The majority observes that the trial judge was free to reject the evidence of self-defense which the defendant’s husband, called as the court’s witness, offered in his testimony. Yet, even the majority concedes that the husband’s testimony was not directly rebutted. And if the husband’s trial testimony had any impact, it supported the defendant’s self-defense theory because the prior inconsistent statements were, as the trial judge indicated, not admitted as substantive evidence of the defendant’s guilt or innocence, but admitted solely to impeach the husband. Because the only possible negative effect of the husband’s prior inconsistent statements would have been to cancel out his trial testimony favorable to the defendant, the State was left with only the testimony by *1005the police officers and the assistant state’s attorney as to what the defendant told them.

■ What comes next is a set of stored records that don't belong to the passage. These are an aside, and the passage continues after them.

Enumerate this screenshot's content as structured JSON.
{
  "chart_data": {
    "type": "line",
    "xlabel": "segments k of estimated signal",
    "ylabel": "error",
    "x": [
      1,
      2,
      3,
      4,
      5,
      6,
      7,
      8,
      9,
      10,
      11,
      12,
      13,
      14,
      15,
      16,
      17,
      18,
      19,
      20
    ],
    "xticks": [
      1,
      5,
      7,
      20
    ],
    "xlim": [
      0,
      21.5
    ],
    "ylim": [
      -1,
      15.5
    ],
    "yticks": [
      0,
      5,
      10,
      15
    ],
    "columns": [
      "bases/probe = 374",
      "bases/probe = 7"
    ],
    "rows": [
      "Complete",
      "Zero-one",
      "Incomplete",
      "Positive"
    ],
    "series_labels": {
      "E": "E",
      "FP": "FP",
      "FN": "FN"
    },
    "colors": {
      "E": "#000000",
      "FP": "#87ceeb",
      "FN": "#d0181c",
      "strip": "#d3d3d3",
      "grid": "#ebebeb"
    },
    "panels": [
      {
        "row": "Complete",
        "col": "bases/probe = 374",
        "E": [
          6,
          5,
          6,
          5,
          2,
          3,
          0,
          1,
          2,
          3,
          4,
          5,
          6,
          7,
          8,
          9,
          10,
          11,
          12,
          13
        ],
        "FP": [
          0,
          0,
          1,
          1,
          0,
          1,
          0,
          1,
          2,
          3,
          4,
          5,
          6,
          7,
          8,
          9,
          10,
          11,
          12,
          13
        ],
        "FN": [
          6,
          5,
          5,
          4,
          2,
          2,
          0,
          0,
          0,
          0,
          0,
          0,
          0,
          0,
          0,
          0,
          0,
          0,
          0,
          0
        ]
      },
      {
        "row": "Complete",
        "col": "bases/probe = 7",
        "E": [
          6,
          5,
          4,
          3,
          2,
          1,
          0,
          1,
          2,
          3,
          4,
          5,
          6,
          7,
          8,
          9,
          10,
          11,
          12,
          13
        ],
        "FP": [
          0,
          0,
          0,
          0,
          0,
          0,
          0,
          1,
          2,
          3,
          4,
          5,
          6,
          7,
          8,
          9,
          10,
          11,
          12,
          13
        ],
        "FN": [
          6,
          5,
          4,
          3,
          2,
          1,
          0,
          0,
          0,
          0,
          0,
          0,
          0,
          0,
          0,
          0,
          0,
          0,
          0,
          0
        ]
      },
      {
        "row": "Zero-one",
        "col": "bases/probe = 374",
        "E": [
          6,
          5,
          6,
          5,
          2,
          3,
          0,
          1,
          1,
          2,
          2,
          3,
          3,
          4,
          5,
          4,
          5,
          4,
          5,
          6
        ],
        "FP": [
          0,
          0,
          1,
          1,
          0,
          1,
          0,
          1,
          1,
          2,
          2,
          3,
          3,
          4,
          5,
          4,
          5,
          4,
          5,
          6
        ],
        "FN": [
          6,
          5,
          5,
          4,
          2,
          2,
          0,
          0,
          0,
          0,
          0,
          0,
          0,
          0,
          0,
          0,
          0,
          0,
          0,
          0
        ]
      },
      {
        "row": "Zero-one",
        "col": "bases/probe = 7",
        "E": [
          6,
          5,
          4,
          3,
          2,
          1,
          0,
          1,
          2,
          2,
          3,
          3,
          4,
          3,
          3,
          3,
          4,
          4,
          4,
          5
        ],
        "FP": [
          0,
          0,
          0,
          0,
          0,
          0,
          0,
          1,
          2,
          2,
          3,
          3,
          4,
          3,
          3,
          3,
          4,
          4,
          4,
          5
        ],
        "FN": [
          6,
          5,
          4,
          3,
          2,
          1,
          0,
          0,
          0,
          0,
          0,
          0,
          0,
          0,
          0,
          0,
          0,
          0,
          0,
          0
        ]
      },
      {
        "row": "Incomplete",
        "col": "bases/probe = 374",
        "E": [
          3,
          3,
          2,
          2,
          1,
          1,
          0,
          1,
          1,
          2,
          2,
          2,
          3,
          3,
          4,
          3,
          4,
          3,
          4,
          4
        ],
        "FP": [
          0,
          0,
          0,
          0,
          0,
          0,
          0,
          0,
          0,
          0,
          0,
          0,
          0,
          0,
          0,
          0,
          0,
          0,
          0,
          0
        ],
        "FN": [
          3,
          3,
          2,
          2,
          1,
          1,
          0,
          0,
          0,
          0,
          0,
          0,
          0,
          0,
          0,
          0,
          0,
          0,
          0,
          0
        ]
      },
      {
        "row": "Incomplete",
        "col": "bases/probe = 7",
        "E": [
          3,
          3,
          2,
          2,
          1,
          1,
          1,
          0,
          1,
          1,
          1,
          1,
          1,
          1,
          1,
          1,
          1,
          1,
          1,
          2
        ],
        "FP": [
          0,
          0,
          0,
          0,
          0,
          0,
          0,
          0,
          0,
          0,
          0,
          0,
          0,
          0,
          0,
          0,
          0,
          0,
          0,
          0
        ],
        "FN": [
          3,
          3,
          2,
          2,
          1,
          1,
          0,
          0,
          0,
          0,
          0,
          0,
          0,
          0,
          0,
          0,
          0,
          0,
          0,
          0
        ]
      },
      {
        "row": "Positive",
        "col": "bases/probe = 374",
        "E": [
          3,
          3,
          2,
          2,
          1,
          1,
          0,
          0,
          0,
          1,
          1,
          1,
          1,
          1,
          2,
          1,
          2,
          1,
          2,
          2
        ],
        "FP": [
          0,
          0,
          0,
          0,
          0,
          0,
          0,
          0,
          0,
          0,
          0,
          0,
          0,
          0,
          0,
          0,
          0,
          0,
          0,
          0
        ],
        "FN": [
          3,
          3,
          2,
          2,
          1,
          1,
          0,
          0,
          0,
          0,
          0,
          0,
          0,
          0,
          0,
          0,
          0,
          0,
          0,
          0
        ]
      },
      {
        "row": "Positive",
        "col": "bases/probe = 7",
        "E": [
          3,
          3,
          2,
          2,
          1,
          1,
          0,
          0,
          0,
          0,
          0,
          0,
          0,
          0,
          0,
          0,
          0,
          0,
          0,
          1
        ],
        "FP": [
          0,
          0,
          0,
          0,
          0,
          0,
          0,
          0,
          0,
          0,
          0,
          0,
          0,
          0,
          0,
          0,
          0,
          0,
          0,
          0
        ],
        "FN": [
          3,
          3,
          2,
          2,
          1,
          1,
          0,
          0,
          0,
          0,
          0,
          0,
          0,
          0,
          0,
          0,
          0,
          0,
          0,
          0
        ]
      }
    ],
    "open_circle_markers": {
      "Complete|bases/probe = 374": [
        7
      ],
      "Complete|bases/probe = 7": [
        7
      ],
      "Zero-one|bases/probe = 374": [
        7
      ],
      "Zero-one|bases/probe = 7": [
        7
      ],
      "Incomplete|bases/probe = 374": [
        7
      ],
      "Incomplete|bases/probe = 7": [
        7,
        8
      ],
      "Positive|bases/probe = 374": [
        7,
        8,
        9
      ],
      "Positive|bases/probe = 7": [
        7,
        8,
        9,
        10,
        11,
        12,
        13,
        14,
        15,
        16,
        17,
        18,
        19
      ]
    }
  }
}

The majority also states that the husband testified that when the deceased was stabbed she was twisted down and held by the defendant’s husband so that her back was exposed to the defendant. I do not believe this account gives the complete picture of the husband’s testimony. He testified that the death occurred in the midst of a violent struggle, when the defendant reacted to the deceased’s sweeping stab at her. Only after the deceased had swung did the defendant respond immediately and stab her, and any exposure of the deceased’s back to the defendant resulted from the deceased’s sweeping stab at the defendant. Although the husband testified that he was holding the deceased’s right hand there is nothing in the record to indicate he was holding it in a way which restrained her. Rather, it is more likely he was holding her right hand because they had been walking on the beach hand-in-hand. And, none of the testimony shows how much control he was exerting over her or whether she was in any way subdued. Thus, it is erroneous to conclude from this testimony that the defendant’s belief she was under imminent threat of death or great bodily harm was unreasonable because the deceased was so restrained and off-balance as to be a helplessly immobilized target.

Further, the search for and discovery of a knife by Officer Ryan, discussed at length in the majority opinion, did not prove the defendant in any way culpable. The State’s suggestion that this knife was planted by the defendant and her husband after Jenkins’ body was removed is pure speculation — the State introduced no evidence whatsoever to support this theory.

Finally, the majority notes that the record contains no assertion that the defendant actually believed the deceased posed a threat to her. However, it was not the defendant’s obligation to offer such proof. It is crucial to point out again that the defendant’s conviction must rest on the strength of the State’s proof that her belief she was being attacked was unreasonable. Thus, that the defendant may have failed to prove that she acted in self-defense did not lessen the State’s burden of proving the elements of the offense of voluntary manslaughter. Here, the proof offered by the State of the defendant’s state of mind was woefully lacking. In such a case, the presumption of an accused’s innocence until guilt is proved must be respected. By emphasizing the weaknesses in the evidence favorable to the defendant, the majority runs perilously close to placing the burden of proof in a criminal trial upon a defendant.

I do not take issue with the maxim quoted by the majority that it is the trial court’s duty to determine the credibility of witnesses, including the *1006weight to be given to their testimony, and that on review this court will not substitute its judgment for that of the trier of fact. Nevertheless, a reviewing court has a duty to examine the evidence in a criminal case; if that evidence raises a serious doubt of a defendant’s guilt, a conviction must be reversed. Otherwise, the concept of reasonable doubt, one of the cornerstones of our criminal justice system, would be irrevocably eroded.

Accordingly, I would reverse the trial court’s judgment finding the defendant guilty of voluntary manslaughter.